Organisasi Meteorologi Internasional (WMO) menyoroti gempabumi sangat dahsyat di Rusia, berkekuatan 8,8 skala Richter. Gempa bumi tersebut melanda lepas pantai timur Semenanjung Kamchatka Rusia pada 29 Juli pukul 23.24 GMT.
Dalam siaran pers, WMO mengingatkan dua contoh kuat yang menggambarkan kekuatan sekaligus tantangan sistem peringatan dini terpadu.
Pada tahun 2011, gempa bumi berkekuatan 9,0 melanda lepas pantai Jepang, memicu tsunami dahsyat yang merenggut lebih dari 18.000 jiwa dan menyebabkan bencana nuklir Fukushima.
Badan Meteorologi Jepang (JMA) mengeluarkan peringatan ekstensif, dan sistem pemantauan tsunami global diaktifkan dalam hitungan menit, menunjukkan nilai infrastruktur peringatan dini yang tangguh.

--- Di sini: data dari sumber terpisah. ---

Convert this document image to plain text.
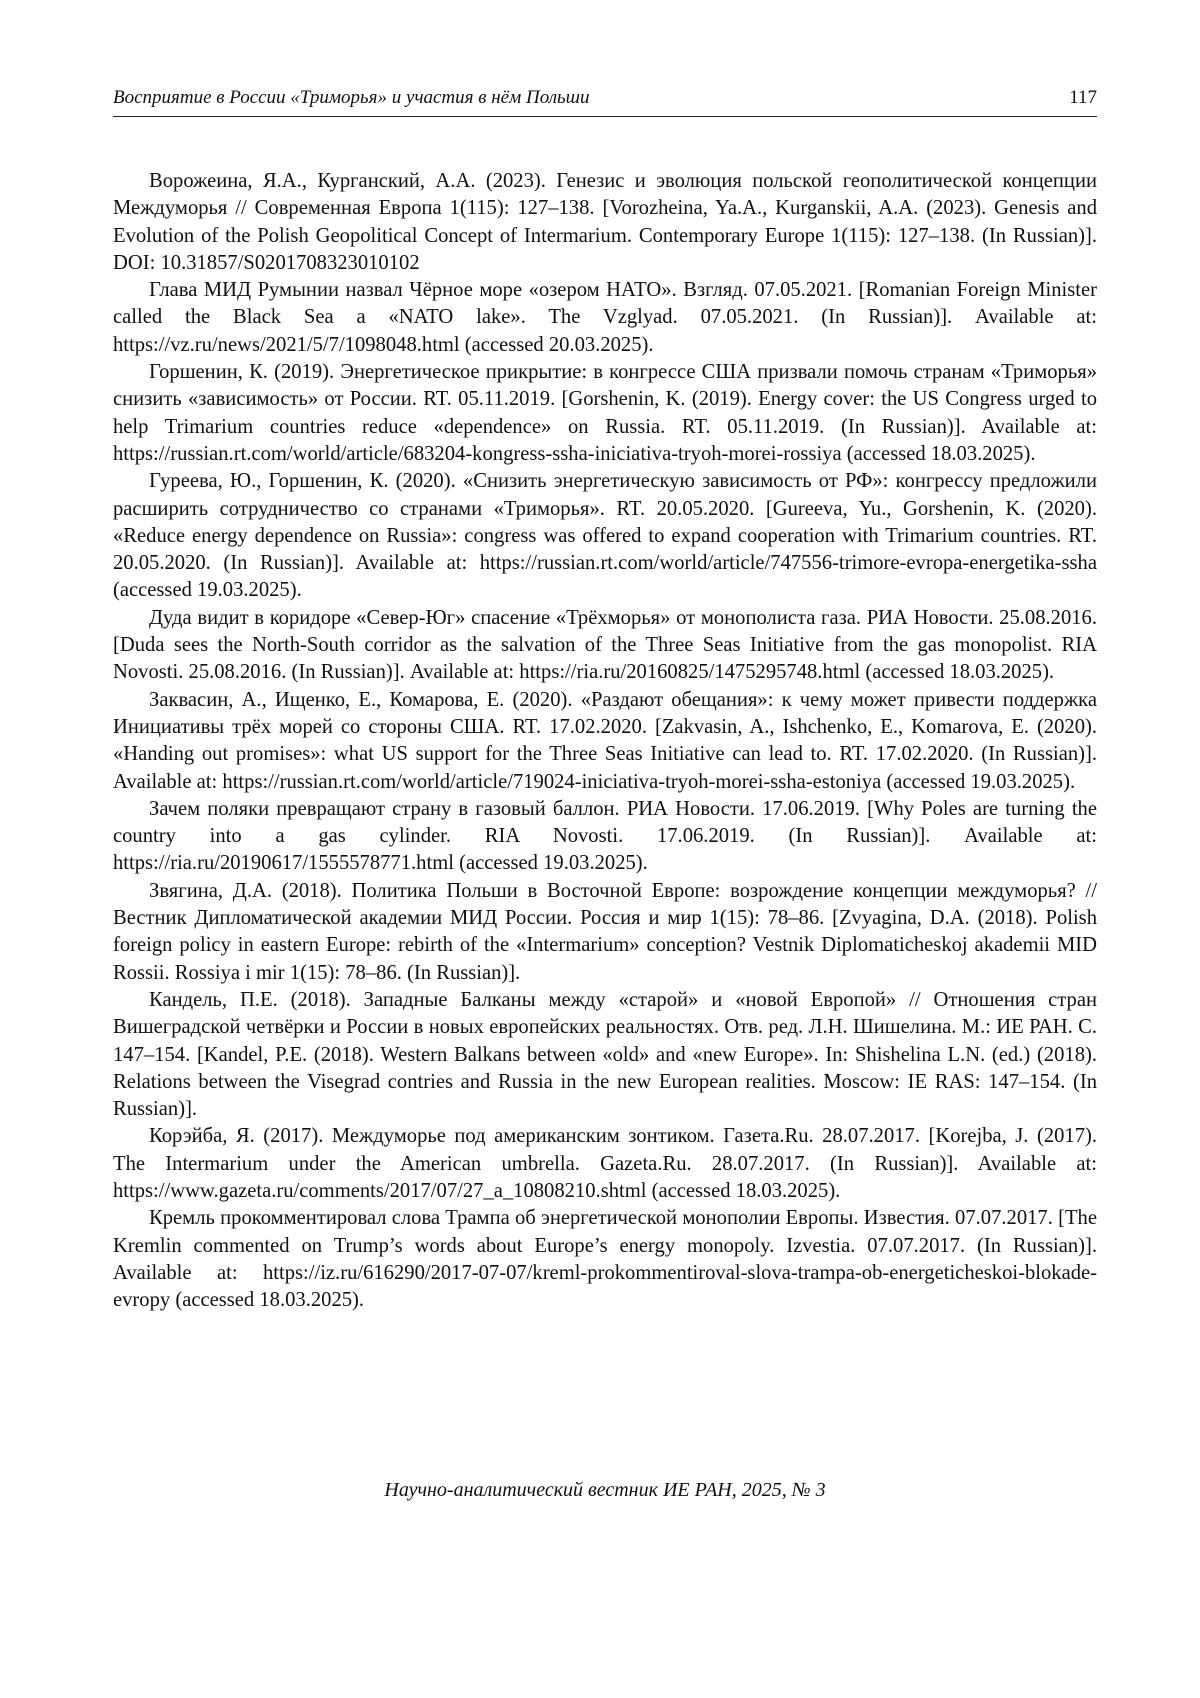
Восприятие в России «Триморья» и участия в нём Польши	117

Ворожеина, Я.А., Курганский, А.А. (2023). Генезис и эволюция польской геополитической концепции Междуморья // Современная Европа 1(115): 127–138. [Vorozheina, Ya.A., Kurganskii, A.A. (2023). Genesis and Evolution of the Polish Geopolitical Concept of Intermarium. Contemporary Europe 1(115): 127–138. (In Russian)]. DOI: 10.31857/S0201708323010102

Глава МИД Румынии назвал Чёрное море «озером НАТО». Взгляд. 07.05.2021. [Romanian Foreign Minister called the Black Sea a «NATO lake». The Vzglyad. 07.05.2021. (In Russian)]. Available at: https://vz.ru/news/2021/5/7/1098048.html (accessed 20.03.2025).

Горшенин, К. (2019). Энергетическое прикрытие: в конгрессе США призвали помочь странам «Триморья» снизить «зависимость» от России. RT. 05.11.2019. [Gorshenin, K. (2019). Energy cover: the US Congress urged to help Trimarium countries reduce «dependence» on Russia. RT. 05.11.2019. (In Russian)]. Available at: https://russian.rt.com/world/article/683204-kongress-ssha-iniciativa-tryoh-morei-rossiya (accessed 18.03.2025).

Гуреева, Ю., Горшенин, К. (2020). «Снизить энергетическую зависимость от РФ»: конгрессу предложили расширить сотрудничество со странами «Триморья». RT. 20.05.2020. [Gureeva, Yu., Gorshenin, K. (2020). «Reduce energy dependence on Russia»: congress was offered to expand cooperation with Trimarium countries. RT. 20.05.2020. (In Russian)]. Available at: https://russian.rt.com/world/article/747556-trimore-evropa-energetika-ssha (accessed 19.03.2025).

Дуда видит в коридоре «Север-Юг» спасение «Трёхморья» от монополиста газа. РИА Новости. 25.08.2016. [Duda sees the North-South corridor as the salvation of the Three Seas Initiative from the gas monopolist. RIA Novosti. 25.08.2016. (In Russian)]. Available at: https://ria.ru/20160825/1475295748.html (accessed 18.03.2025).

Заквасин, А., Ищенко, Е., Комарова, Е. (2020). «Раздают обещания»: к чему может привести поддержка Инициативы трёх морей со стороны США. RT. 17.02.2020. [Zakvasin, A., Ishchenko, E., Komarova, E. (2020). «Handing out promises»: what US support for the Three Seas Initiative can lead to. RT. 17.02.2020. (In Russian)]. Available at: https://russian.rt.com/world/article/719024-iniciativa-tryoh-morei-ssha-estoniya (accessed 19.03.2025).

Зачем поляки превращают страну в газовый баллон. РИА Новости. 17.06.2019. [Why Poles are turning the country into a gas cylinder. RIA Novosti. 17.06.2019. (In Russian)]. Available at: https://ria.ru/20190617/1555578771.html (accessed 19.03.2025).

Звягина, Д.А. (2018). Политика Польши в Восточной Европе: возрождение концепции междуморья? // Вестник Дипломатической академии МИД России. Россия и мир 1(15): 78–86. [Zvyagina, D.A. (2018). Polish foreign policy in eastern Europe: rebirth of the «Intermarium» conception? Vestnik Diplomaticheskoj akademii MID Rossii. Rossiya i mir 1(15): 78–86. (In Russian)].

Кандель, П.Е. (2018). Западные Балканы между «старой» и «новой Европой» // Отношения стран Вишеградской четвёрки и России в новых европейских реальностях. Отв. ред. Л.Н. Шишелина. М.: ИЕ РАН. С. 147–154. [Kandel, P.E. (2018). Western Balkans between «old» and «new Europe». In: Shishelina L.N. (ed.) (2018). Relations between the Visegrad contries and Russia in the new European realities. Moscow: IE RAS: 147–154. (In Russian)].

Корэйба, Я. (2017). Междуморье под американским зонтиком. Газета.Ru. 28.07.2017. [Korejba, J. (2017). The Intermarium under the American umbrella. Gazeta.Ru. 28.07.2017. (In Russian)]. Available at: https://www.gazeta.ru/comments/2017/07/27_a_10808210.shtml (accessed 18.03.2025).

Кремль прокомментировал слова Трампа об энергетической монополии Европы. Известия. 07.07.2017. [The Kremlin commented on Trump’s words about Europe’s energy monopoly. Izvestia. 07.07.2017. (In Russian)]. Available at: https://iz.ru/616290/2017-07-07/kreml-prokommentiroval-slova-trampa-ob-energeticheskoi-blokade-evropy (accessed 18.03.2025).

Научно-аналитический вестник ИЕ РАН, 2025, № 3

Kedua, sebaliknya, gempa bumi Sulawesi 2018 di Indonesia, berkekuatan 7,5, memicu tsunami lokal di Teluk Palu, yang diperparah oleh longsor bawah laut.
Meskipun sistem telah tersedia, peristiwa tersebut mengungkap kesenjangan serius dalam deteksi dan komunikasi cepat, yang menyoroti kebutuhan mendesak untuk memperkuat sistem peringatan dini menyeluruh, terutama untuk kejadian di dekat lokasi gempa.